Academy Award winner Jennifer Lawrence has starred in plenty of big films throughout her acting career, but her breakout role as Katniss Everdeen in The Hunger Games trilogy changed everything.

Looking back on it now, Lawrence recalled that "the biggest conversation" for executives and people working on the film before production was about her weight.

Speaking with Viola Davis for Variety's "Actors on Actors" series, Lawrence said, "There were so many different opinions on what is this, basically this action figure for children, gonna look like. I remember the biggest conversation, of course, this was pre-#MeToo, and I'm a woman, so, it was weight, and you know, 'How much are you gonna lose?'"

She went on, "Along with me being young and growing and not able to be on a diet, because, you know, who wants to be on a diet? It was also like, I don't know if I want all of the girls who are gonna dress up as Katniss to feel like they can't because they are not a certain weight. I can't let that seep into my brain either."
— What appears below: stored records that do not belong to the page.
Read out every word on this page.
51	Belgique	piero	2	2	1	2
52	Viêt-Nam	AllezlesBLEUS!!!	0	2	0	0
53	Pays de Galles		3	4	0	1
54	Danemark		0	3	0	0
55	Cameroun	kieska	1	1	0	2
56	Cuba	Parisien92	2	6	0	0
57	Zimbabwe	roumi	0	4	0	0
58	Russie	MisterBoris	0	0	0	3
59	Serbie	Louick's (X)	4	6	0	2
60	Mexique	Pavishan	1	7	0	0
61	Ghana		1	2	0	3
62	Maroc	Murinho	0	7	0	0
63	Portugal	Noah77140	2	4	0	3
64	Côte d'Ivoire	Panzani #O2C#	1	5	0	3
Katniss quickly became a significant role model for people everywhere, and the franchise was so successful that a prequel film, The Hunger Games: The Ballad of Songbirds and Snakes, is set to come out in theaters on Nov. 17, 2023, starring Rachel Zegler, Tom Blyth, Hunter Schafer, and more, including Davis, who will portray the character Dr. Volumnia Gaul. 

Throughout their conversation, Lawrence and Davis also talked about Davis' recent starring role in the film The Woman King.

Lawrence, having starred as the lead in an action film at a time when many didn't believe women could successfully lead these types of movies, said: "We were told girls and boys can both identify with a male lead, but boys cannot identify with a female lead, and it just makes me so happy every single time I see a movie come out that just blows through every single one of those beliefs and proves that it is just a lie to keep certain people out of the movies, to keep certain people in the same positions that they've always been in."

"It's just amazing to watch it happen," she concluded.